Her settings range from upper-class condominiums to the wilds of Denali, but many of her stories interlock in an imaginary small town, where imported misfits and seekers rub shoulders with Sourdoughs and Natives. Her descriptions of Alaska are authentic, from the grandeur of watching sunrise color Denali's summit to slogging through muskegs. Her heroes and antiheroes are humble folk, doing their best to cope with life's exigencies.
Massey gravitates toward abused women and star-crossed romance, but "Beyond Solitude" is definitely not chick-lit. She can write from a man's point of view, use drama and comedy, and tackles grisly scenes with gusto.
Her ability to handle a range of material leads to some wonderful scenes, such as when a drunk tries to explain that he's just witnessed a bizarrely botched suicide attempt:
"'Hey! Hey! Hey!' he said, using the words like a stiff finger poking at (bartender) Dan's brain.
"'Dammit, Charlie, I already told you I can't sell you any more booze tonight. Go home and sober up.'
"'But you don't understand. I seen something's maybe very, very important,' he said, flinging his arms wide dramatically, nearly falling over with the abrupt movement."

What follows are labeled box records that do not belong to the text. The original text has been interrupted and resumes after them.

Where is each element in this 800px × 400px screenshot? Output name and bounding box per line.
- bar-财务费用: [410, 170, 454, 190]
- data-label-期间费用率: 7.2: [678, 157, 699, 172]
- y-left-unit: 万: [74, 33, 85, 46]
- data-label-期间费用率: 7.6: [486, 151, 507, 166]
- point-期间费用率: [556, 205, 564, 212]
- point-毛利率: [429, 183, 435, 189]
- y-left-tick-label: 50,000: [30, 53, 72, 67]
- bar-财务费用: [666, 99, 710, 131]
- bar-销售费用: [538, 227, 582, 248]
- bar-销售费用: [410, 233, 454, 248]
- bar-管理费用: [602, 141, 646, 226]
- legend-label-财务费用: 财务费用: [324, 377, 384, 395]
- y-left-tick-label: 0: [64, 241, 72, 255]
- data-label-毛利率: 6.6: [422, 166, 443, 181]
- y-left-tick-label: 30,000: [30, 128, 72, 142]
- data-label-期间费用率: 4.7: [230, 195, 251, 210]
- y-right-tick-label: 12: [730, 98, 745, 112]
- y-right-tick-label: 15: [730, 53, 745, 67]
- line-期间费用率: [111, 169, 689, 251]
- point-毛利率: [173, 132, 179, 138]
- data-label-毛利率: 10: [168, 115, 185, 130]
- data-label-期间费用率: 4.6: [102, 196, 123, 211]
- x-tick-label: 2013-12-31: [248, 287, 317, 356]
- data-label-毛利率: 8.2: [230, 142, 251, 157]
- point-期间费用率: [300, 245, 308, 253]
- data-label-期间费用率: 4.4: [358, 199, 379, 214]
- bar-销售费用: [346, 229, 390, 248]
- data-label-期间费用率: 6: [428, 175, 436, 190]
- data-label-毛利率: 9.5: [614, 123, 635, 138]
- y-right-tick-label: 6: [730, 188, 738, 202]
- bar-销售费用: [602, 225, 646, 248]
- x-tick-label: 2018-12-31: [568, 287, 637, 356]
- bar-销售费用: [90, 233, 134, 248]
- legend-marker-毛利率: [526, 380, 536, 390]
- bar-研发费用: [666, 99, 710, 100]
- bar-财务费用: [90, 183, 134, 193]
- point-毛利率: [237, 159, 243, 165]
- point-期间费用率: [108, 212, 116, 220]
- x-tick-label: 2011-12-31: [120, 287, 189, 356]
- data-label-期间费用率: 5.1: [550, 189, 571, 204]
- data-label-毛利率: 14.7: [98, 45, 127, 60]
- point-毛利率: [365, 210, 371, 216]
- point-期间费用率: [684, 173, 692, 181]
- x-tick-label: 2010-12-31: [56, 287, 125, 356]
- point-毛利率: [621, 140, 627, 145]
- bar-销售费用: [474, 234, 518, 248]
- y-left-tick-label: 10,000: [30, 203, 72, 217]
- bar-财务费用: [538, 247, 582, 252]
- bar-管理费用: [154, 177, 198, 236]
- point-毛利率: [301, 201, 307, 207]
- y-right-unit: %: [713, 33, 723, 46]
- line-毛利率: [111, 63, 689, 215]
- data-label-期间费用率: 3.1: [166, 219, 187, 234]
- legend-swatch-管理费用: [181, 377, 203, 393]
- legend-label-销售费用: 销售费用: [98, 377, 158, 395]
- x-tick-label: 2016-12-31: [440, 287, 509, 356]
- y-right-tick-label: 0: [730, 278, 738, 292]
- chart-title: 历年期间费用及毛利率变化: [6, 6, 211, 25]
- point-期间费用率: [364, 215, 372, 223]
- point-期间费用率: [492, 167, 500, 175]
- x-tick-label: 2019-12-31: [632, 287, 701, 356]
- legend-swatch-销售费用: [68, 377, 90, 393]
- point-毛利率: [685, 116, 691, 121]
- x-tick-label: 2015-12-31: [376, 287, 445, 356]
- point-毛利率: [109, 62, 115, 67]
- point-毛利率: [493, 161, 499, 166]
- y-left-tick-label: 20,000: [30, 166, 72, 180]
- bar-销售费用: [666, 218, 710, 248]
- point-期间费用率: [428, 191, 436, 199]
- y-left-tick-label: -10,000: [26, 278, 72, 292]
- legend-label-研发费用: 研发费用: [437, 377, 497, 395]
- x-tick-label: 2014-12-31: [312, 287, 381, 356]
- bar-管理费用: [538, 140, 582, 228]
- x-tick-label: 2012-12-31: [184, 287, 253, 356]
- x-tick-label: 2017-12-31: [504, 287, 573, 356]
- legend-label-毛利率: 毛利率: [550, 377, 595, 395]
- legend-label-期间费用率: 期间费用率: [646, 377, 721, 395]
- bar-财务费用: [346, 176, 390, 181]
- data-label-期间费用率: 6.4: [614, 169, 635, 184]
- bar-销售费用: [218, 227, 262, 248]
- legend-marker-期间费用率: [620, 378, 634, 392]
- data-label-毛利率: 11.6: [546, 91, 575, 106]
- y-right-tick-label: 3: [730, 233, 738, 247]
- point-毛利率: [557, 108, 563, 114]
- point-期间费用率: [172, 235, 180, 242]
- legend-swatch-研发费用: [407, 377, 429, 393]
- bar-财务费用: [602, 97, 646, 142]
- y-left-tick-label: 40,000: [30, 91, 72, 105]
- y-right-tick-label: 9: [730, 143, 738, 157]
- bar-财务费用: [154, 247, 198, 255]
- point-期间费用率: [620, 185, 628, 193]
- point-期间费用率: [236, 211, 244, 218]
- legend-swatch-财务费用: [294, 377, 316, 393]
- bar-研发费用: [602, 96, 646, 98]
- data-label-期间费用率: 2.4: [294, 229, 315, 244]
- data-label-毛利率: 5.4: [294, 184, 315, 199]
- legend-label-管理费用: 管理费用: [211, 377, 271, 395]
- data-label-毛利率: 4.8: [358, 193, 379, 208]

Massey is equally adept at lyrical descriptions of wilderness, taut standoffs and domestic dramas. Her writing shows a real depth of understanding for the human condition. In all these books, some stories work better than others, but all three writers are skilled at portraying memorable characters and telling stories that surprise and satisfy.
Shana Loshbaugh is a former Clarion reporter who now lives near Fairbanks.